As primeiras páginas deste pequeno ensaio em formato de bolso (150 páginas) são particularmente emocionantes. Ele conta como sua mãe, Luna Bessi, foi de alguma forma vítima indireta da gripe espanhola de 1917 e seu nascimento, em 1921, uma espécie de milagre. Em seguida, o jovem Edgar relata sua travessia caótica do século XX: a crise econômica de 1929, a Segunda Guerra Mundial, o Maio de 68 e, finalmente, a crise ecológica da qual ele tomou consciência em 1972 com a publicação do Relatório Meadows sobre os limites do crescimento econômico. Um pensamento intelectual sempre em movimento que deu origem à sua famosa teoria da “complexidade”.

Agora, da pandemia de coronavírus – “um vírus minúsculo apareceu de repente em uma cidade muito distante da China e criou um cataclismo global”, observa ele –, o sociólogo extrai quinze lições e nove desafios, entre os quais o que ele chamou sucessivamente de “ecologia da ação”, “ecopolítica” ou ainda de “política da Terra” ocupa um lugar destacado, para não dizer central. Preocupado ao mesmo tempo com os distúrbios introduzidos por uma política neoliberal, mas também com algumas tentações regressivas (especialmente belicistas), a Via que ele traça é estreita: progride em uma crista entre globalização e desmundialização, crescimento e decrescimento, desenvolvimento e em desenvolvimento. Uma maneira de apostar em “um humanismo regenerado que, ao reconhecer o ‘Homo complexus’, compreende que é necessário combinar constantemente paixão e razão”. Em suma, todo o contrário das controvérsias medíocres que invadem diariamente as redes sociais.

Como o filósofo Bruno Latour e seu texto “Imaginar gestos de barreira contra o retorno à produção anterior à crise”, publicado no início de abril na revista on-line AOC, Edgar Morin foi uma das vozes perspicazes durante o confinamento.
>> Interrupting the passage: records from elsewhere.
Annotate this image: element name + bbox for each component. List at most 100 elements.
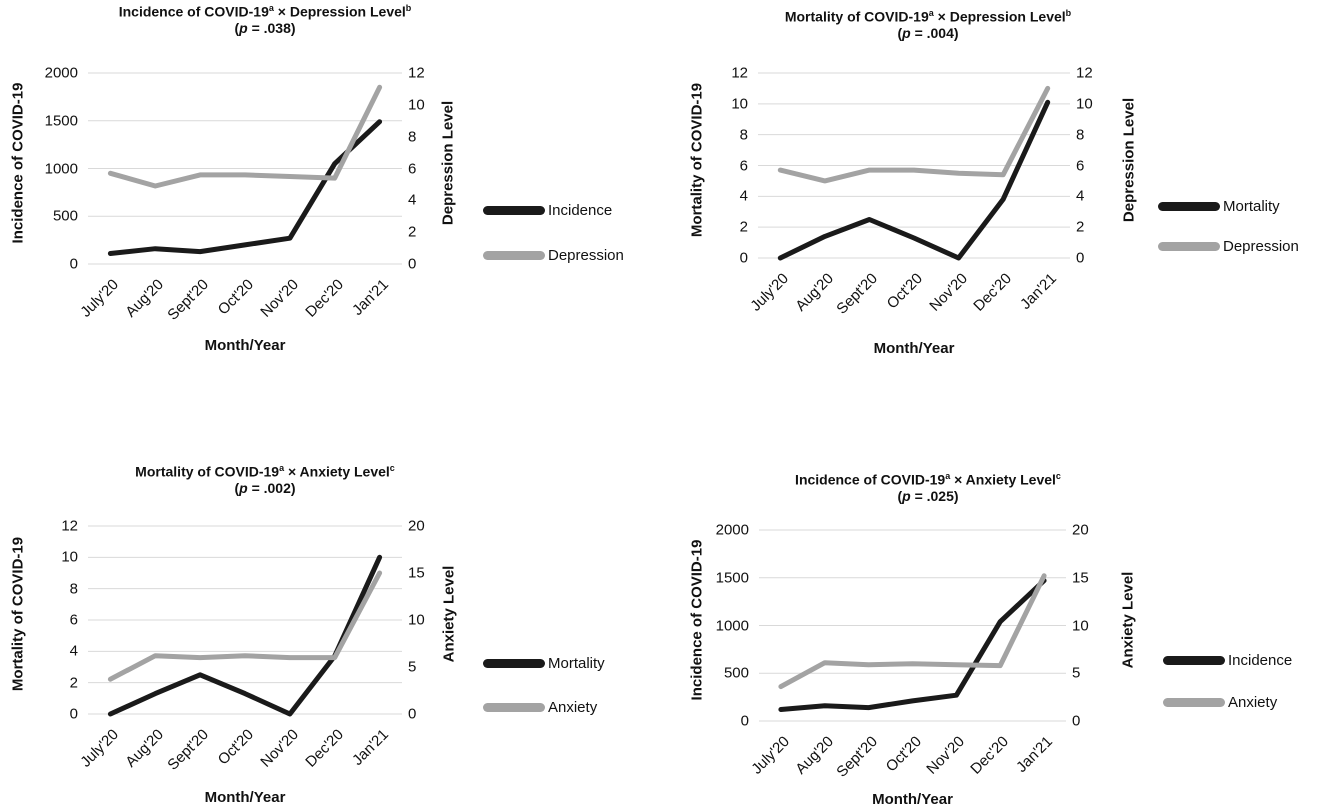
title-superscript: b [405, 3, 412, 13]
y2-tick-label: 20 [1072, 521, 1089, 539]
series-line-incidence [107, 119, 383, 256]
y2-tick-label: 10 [1076, 95, 1093, 113]
legend-swatch [1158, 202, 1220, 211]
legend-item: Depression [483, 247, 624, 264]
y-axis-label: Mortality of COVID-19 [9, 536, 27, 692]
x-axis-label: Month/Year [872, 791, 953, 808]
y-tick-label: 0 [740, 712, 749, 730]
x-axis-label: Month/Year [204, 337, 286, 354]
p-value-symbol: p [239, 20, 248, 36]
legend-item: Incidence [483, 202, 612, 219]
x-axis-label: Month/Year [204, 789, 286, 806]
title-superscript: a [928, 8, 934, 18]
y2-tick-label: 10 [408, 96, 425, 114]
y-tick-label: 2000 [715, 521, 749, 539]
y-tick-label: 2 [69, 674, 78, 692]
chart-incidence-anxiety: Incidence of COVID-19a × Anxiety Levelc(… [661, 406, 1322, 812]
legend-swatch [483, 703, 545, 712]
y-tick-label: 500 [723, 664, 749, 682]
y-tick-label: 12 [731, 64, 748, 82]
p-value: (p = .002) [234, 480, 295, 496]
legend-label: Anxiety [548, 699, 598, 716]
y-tick-label: 8 [739, 126, 748, 144]
y-tick-label: 4 [69, 642, 78, 660]
p-value-symbol: p [902, 488, 911, 504]
y-tick-label: 6 [69, 611, 78, 629]
p-value-text: = .025) [910, 488, 959, 504]
legend-swatch [1158, 242, 1220, 251]
legend-item: Mortality [1158, 198, 1280, 215]
y2-tick-label: 10 [1072, 617, 1089, 634]
y-tick-label: 1000 [715, 617, 749, 634]
y2-tick-label: 8 [408, 128, 417, 146]
plot-area [88, 72, 402, 265]
y2-axis-label: Anxiety Level [1119, 571, 1137, 668]
p-value-text: ( [234, 20, 240, 36]
p-value-text: ( [897, 25, 903, 41]
y2-tick-label: 0 [1072, 712, 1081, 730]
y2-tick-label: 0 [1076, 249, 1085, 267]
legend-label: Mortality [548, 655, 605, 672]
legend-label: Incidence [1228, 652, 1293, 669]
y2-tick-label: 2 [408, 223, 417, 241]
legend-label: Anxiety [1228, 694, 1278, 711]
y-tick-label: 0 [739, 249, 748, 267]
p-value-text: = .002) [247, 480, 296, 496]
y2-tick-label: 5 [1072, 664, 1081, 682]
y-tick-label: 500 [52, 207, 78, 225]
p-value-symbol: p [902, 25, 911, 41]
y-axis-label: Mortality of COVID-19 [688, 82, 706, 237]
y2-tick-label: 4 [408, 191, 417, 209]
y2-axis-label: Depression Level [439, 100, 457, 225]
y2-tick-label: 0 [408, 705, 417, 723]
p-value-text: ( [897, 488, 903, 504]
y2-tick-label: 8 [1076, 126, 1085, 144]
legend-swatch [483, 659, 545, 668]
y2-axis-label: Depression Level [1120, 97, 1138, 222]
legend-item: Mortality [483, 655, 605, 672]
legend-item: Incidence [1163, 652, 1292, 669]
title-text: × Depression Level [933, 8, 1066, 25]
y2-tick-label: 5 [408, 658, 417, 676]
p-value: (p = .004) [897, 25, 958, 41]
p-value: (p = .038) [234, 20, 295, 36]
y-axis-label: Incidence of COVID-19 [688, 539, 706, 700]
y-tick-label: 2 [739, 218, 748, 236]
y2-tick-label: 15 [408, 564, 425, 582]
y-tick-label: 2000 [44, 64, 78, 82]
y-tick-label: 6 [739, 157, 748, 174]
y-tick-label: 8 [69, 580, 78, 598]
title-superscript: a [945, 471, 951, 481]
title-superscript: c [1055, 471, 1061, 481]
legend-label: Mortality [1223, 198, 1280, 215]
y-tick-label: 0 [69, 255, 78, 273]
legend-item: Anxiety [483, 699, 597, 716]
y-tick-label: 10 [61, 548, 78, 566]
legend-swatch [483, 206, 545, 215]
y2-tick-label: 10 [408, 611, 425, 629]
y-axis-label: Incidence of COVID-19 [9, 82, 27, 243]
title-superscript: a [279, 463, 285, 473]
series-line-anxiety [778, 573, 1047, 690]
title-text: Incidence of COVID-19 [118, 3, 269, 20]
chart-title: Mortality of COVID-19a × Depression Leve… [785, 8, 1071, 25]
y2-tick-label: 0 [408, 255, 417, 273]
y-tick-label: 10 [731, 95, 748, 113]
y2-tick-label: 6 [1076, 157, 1085, 174]
series-line-mortality [107, 554, 383, 717]
y2-tick-label: 4 [1076, 187, 1085, 205]
plot-area [88, 525, 402, 717]
x-axis-label: Month/Year [873, 340, 955, 357]
y-tick-label: 1000 [44, 160, 78, 177]
y2-axis-label: Anxiety Level [440, 565, 458, 663]
legend-label: Depression [548, 247, 624, 264]
title-superscript: a [268, 3, 274, 13]
y2-tick-label: 12 [1076, 64, 1093, 82]
chart-title: Incidence of COVID-19a × Anxiety Levelc [795, 471, 1061, 488]
title-text: Mortality of COVID-19 [135, 463, 280, 480]
legend-swatch [1163, 656, 1225, 665]
y-tick-label: 1500 [715, 569, 749, 587]
y2-tick-label: 2 [1076, 218, 1085, 236]
y2-tick-label: 20 [408, 517, 425, 535]
legend-label: Depression [1223, 238, 1299, 255]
Lembramos, portanto, de sua entrevista intitulada “Esta crise deve abrir nossas mentes durante muito tempo confinadas ao imediato”, publicada nas páginas Idées du Monde de 19/20 de abril de 2020.

Intelectualmente brilhante, seu novo ensaio amplia essa reflexão. Talvez alguns o reprovem por seu utopismo. Na conclusão, Edgar Morin responde a isso antecipadamente: “É de fato a boa utopia que aspira a uma reforma da globalização, ao abandono do neoliberalismo: ao controle do hipercapitalismo (...). A utopia do melhor dos mundos deve dar lugar à esperança de um mundo melhor. Como toda grande crise, como todo grande infortúnio coletivo, nossa crise planetária desperta essa esperança”.

Para ler com tranquilidade neste verão, antes da crise econômica que nos espera no início do ano e talvez também dessa famosa “segunda onda” da tão temida Covid-19.